In the summer of 2014 fifteen teachers participating in a National Writing Project Leadership Institute at Fairfield University were invited by Brett Orzechowski, CEO of the CT Mirror, to write OP-Ed pieces on the state of education in Connecticut. The result was an interactive website called Special Report: Education, Change, and Diversity in Fairfield County, where educators representing rural, urban, and suburban districts collaborated with journalists to capture the challenge of achievement gaps in the state. After participating in the partnership, several of us desired a replicative way for students representing the spectrum of Connecticut schools to collaboratively write across districts so they, too, could experience the diversity of the region beyond zip-code disparities. We Too Are Connecticut – a collaboration uniting over 400 high school writers through the creation of radio plays, blogs, digital maps, and Tedx talks – resulted. With a 2015 LRNG Education Innovators award funded by The National Writing Project, John Legend Show Me Campaign, and John D. and Catherine T. MacArthur Foundation, and the young adult novel, We Were Here by Matt de la Peña, the multi-district writing project began.

Six of us from the summer institute asked the questions “How might a multidistrict, digital writing project motivate student voice and engagement?
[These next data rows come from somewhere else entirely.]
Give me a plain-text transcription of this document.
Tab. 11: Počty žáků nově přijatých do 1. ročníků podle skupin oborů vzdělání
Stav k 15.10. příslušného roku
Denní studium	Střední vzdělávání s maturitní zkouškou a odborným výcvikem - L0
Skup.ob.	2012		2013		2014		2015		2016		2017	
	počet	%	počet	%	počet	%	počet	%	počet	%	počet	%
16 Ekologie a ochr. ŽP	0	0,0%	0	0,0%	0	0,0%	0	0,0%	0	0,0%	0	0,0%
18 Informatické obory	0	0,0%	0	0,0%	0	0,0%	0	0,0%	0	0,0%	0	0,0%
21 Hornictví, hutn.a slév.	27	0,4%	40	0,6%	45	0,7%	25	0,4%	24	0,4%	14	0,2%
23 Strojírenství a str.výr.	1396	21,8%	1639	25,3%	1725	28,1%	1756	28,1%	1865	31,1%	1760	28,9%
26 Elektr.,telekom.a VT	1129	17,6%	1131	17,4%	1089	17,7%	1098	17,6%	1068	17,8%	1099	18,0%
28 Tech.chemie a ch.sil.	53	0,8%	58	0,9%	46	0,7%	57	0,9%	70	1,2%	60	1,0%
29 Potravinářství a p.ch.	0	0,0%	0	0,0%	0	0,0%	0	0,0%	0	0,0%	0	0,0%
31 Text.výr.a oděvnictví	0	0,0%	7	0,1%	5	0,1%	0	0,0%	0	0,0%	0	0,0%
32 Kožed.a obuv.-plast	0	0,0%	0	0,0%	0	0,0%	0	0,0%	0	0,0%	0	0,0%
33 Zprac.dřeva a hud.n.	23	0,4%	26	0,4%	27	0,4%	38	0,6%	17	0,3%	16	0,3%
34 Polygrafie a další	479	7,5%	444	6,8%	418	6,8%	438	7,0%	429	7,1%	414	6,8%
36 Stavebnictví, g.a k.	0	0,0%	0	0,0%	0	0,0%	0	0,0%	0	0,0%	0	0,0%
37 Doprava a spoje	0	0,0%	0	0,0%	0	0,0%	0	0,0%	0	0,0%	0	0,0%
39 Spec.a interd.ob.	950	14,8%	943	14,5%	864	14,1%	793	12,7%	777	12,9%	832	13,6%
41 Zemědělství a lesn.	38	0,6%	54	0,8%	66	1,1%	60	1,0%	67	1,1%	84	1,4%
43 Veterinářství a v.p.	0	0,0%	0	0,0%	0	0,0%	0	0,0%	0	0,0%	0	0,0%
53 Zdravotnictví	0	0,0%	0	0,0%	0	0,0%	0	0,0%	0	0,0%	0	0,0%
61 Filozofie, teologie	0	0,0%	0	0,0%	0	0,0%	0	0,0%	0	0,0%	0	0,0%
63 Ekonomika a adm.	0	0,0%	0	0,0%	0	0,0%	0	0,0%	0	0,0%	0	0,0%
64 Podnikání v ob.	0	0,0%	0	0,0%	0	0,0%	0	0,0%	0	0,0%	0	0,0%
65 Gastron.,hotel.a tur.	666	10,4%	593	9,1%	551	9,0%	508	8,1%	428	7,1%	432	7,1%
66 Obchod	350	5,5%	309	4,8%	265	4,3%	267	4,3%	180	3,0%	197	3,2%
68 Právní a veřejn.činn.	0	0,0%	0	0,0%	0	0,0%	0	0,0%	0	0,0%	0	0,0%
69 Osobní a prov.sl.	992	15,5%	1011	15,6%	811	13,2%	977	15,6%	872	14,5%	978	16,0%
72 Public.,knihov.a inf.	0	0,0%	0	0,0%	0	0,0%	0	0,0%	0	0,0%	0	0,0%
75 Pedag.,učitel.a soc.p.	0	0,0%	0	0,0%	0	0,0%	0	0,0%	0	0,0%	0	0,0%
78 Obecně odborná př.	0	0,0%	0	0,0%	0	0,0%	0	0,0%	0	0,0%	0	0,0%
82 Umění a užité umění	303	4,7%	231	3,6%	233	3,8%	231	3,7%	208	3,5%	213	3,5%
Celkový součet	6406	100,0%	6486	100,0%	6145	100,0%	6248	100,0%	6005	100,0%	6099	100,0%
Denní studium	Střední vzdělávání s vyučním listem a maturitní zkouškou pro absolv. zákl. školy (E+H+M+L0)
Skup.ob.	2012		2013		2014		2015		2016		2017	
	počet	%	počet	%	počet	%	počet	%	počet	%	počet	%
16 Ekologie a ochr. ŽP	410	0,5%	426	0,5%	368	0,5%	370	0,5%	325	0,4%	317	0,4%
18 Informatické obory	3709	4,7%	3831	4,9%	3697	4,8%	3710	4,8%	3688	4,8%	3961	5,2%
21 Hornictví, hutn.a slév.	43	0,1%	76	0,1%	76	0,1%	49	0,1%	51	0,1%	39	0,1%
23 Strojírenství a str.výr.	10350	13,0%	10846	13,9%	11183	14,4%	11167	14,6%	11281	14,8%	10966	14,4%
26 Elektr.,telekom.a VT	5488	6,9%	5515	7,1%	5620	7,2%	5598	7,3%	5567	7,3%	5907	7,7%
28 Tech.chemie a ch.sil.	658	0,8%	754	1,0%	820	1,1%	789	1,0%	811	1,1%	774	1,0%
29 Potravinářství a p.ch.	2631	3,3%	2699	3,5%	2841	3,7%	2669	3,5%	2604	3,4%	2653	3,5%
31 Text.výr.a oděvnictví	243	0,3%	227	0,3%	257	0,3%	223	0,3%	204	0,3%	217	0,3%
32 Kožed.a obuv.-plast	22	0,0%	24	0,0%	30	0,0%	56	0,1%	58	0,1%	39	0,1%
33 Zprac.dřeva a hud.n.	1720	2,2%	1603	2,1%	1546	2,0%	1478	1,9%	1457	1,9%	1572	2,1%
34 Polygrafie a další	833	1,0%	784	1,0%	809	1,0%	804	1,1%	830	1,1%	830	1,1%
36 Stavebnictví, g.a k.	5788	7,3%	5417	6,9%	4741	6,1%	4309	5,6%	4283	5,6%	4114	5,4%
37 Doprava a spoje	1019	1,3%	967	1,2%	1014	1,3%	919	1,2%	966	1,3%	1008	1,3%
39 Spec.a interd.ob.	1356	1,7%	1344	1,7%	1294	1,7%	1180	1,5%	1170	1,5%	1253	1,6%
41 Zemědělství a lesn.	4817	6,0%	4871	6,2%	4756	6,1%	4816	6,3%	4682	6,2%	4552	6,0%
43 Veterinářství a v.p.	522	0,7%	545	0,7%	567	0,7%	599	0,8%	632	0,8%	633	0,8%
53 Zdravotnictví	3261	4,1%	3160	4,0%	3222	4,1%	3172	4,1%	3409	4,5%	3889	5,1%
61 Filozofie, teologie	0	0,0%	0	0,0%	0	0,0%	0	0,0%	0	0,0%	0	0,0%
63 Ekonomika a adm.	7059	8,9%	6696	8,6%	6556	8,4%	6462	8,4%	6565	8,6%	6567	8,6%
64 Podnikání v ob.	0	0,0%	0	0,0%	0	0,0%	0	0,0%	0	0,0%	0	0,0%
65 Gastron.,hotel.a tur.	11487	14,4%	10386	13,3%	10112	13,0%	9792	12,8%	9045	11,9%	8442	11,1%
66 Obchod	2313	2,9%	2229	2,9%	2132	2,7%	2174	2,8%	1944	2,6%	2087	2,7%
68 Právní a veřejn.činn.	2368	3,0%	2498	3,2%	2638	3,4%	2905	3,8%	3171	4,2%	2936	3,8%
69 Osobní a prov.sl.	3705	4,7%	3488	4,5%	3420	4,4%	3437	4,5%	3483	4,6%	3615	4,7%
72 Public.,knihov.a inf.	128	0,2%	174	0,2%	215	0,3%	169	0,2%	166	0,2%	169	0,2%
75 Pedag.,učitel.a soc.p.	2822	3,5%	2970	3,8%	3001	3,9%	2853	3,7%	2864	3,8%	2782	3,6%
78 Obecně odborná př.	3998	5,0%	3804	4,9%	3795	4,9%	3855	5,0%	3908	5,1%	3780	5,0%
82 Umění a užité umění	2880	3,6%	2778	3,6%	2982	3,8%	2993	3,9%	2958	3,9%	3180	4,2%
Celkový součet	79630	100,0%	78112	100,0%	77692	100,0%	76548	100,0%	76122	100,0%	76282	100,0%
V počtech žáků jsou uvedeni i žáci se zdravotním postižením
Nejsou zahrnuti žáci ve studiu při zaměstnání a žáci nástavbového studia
How might expanding writing communities beyond a single school impact written outcomes of individual writers?” We began thinking about ways to inspire our students to write beyond the walls of the classroom, to write for audiences other than their teachers, and to write about things that mattered to them. A theme that kept coming up in our classrooms, no matter the zip code, socioeconomic status, race, culture, or religion was the difficulty of challenging stereotypes about their communities and the individuals within them. We used Matt de la Pena’s book We Were Here for its themes of adolescence, identity, community, and belonging. The young adult novel initiates dialogue about human differences, as Miguel, Rondel and Mong represented, too, varying backgrounds and lived experiences. In the novel, Miguel is ordered to write in a journal as he comes to terms with a crime he committed – “I know the judge said for me to write in here four times a week, but what’s dude want me to do man, make shit up?” (p. 37) – and his entries grapple with his sense of belonging in a complicated world. de la Peña’s text helped us ask students, “So, why are you here?” and encourage them to write their answers within a variety of digital media.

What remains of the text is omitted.